Item 1.01 Entry into a Material Definitive Agreement.
On November 12, 2025, KB Home (the “Company”) entered into a revolving credit agreement (“Revolving Facility”) with the lenders party thereto and Bank of America, N.A., as administrative agent, providing the aggregate commitment of the lenders to make revolving loans to the Company in an amount of up to $1.2 billion. Under certain circumstances, the aggregate maximum principal amount of available loans under the Revolving Facility may be increased to up to $1.7 billion, so long as additional lender commitments are obtained. The Revolving Facility refinances and replaces the Company’s Prior Revolving Facility (as defined in Item 1.02 below) and will mature on November 12, 2030. Loans under the Revolving Facility may be used for general corporate purposes.
Also on November 12, 2025, the Company amended and restated its $360.0 million senior unsecured term loan agreement dated August 25, 2022 (the “Prior Term Loan”) with the lenders party thereto and Wells Fargo Bank, National Association, as administrative agent. The amended and restated senior unsecured term loan agreement (together with the Revolving Facility, the “Loan Facilities”) extended the maturity of the Prior Term Loan to November 12, 2029.
The Company has banking relationships in the ordinary course of its business with the lenders and administrative agents for the Loan Facilities and any of them or their respective affiliates may perform, or in some cases have performed, commercial banking, investment banking, underwriting or advisory services for the Company, for which they have received and may in the future receive, customary fees and expenses.
Similar to the Prior Revolving Facility and Prior Term Loan, each of the Loan Facilities contains various covenants, including financial covenants relating to tangible net worth, leverage, liquidity or interest coverage and borrowing base, as well as a limitation on investments in joint ventures and non-guarantor subsidiaries. In addition, each of the Loan Facilities contains customary events of default, subject to cure periods in certain circumstances, that would result in the termination of the Revolving Facility commitment and permit the lenders under the Loan Facilities to accelerate payment on outstanding amounts and, in the case of the Revolving Facility, require cash collateralization of letters of credit, including nonpayment of principal, interest and fees or other amounts; violation of covenants; inaccuracy of representations and warranties; defaults under certain other indebtedness; unpaid judgments; and certain bankruptcy and other insolvency events. If a change in control (as defined in the Loan Facilities) occurs, the lenders may terminate the Revolving Facility commitment and accelerate payment on outstanding amounts under the Loan Facilities and, in the case of the Revolving Facility, require cash collateralization of letters of credit. The Company’s obligations under the Loan Facilities are required to be guaranteed by certain of the Company’s subsidiaries. Interest rates generally will be based on either a term SOFR, daily SOFR or base rate, plus a spread ranging from 1.25% to 1.75% for term SOFR loans and daily SOFR loans and from 0.25% to 0.75% for base rate loans, depending on the Company’s leverage ratio.

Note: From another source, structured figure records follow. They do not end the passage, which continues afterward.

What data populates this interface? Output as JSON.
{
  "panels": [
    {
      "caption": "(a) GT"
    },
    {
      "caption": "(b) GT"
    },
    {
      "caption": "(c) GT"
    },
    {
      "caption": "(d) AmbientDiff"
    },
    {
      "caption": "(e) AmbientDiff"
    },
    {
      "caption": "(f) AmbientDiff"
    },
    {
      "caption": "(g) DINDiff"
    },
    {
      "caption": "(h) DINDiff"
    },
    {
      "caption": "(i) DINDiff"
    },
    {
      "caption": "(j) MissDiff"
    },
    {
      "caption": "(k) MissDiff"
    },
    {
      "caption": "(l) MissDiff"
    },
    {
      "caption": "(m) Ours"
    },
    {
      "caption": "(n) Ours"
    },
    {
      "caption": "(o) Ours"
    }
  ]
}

Item 1.02 Termination of a Material Definitive Agreement.
On November 12, 2025, concurrently with the entry into the Revolving Facility described in Item 1.01 above, the Company voluntarily terminated its fourth amended and restated revolving credit facility, dated as of February 18, 2022 (as amended from time to time, the “Prior Revolving Facility”), by and among the Company, the lenders party thereto and Citibank, N.A., as administrative agent. The Prior Revolving Facility provided the aggregate commitment of the lenders to make revolving loans to the Company in an amount of up to $1.09 billion and contained covenants substantially similar to those contained in the Loan Facilities. The Company has banking relationships in the ordinary course of its business with the lenders and administrative agents for the Prior Revolving Facility and any of them or their respective affiliates may perform, or in some cases have performed, commercial banking, investment banking, underwriting or advisory services for the Company, for which they have received and may in the future receive, customary fees and expenses. The Company incurred no early termination penalties as a result of the termination of the Prior Revolving Facility.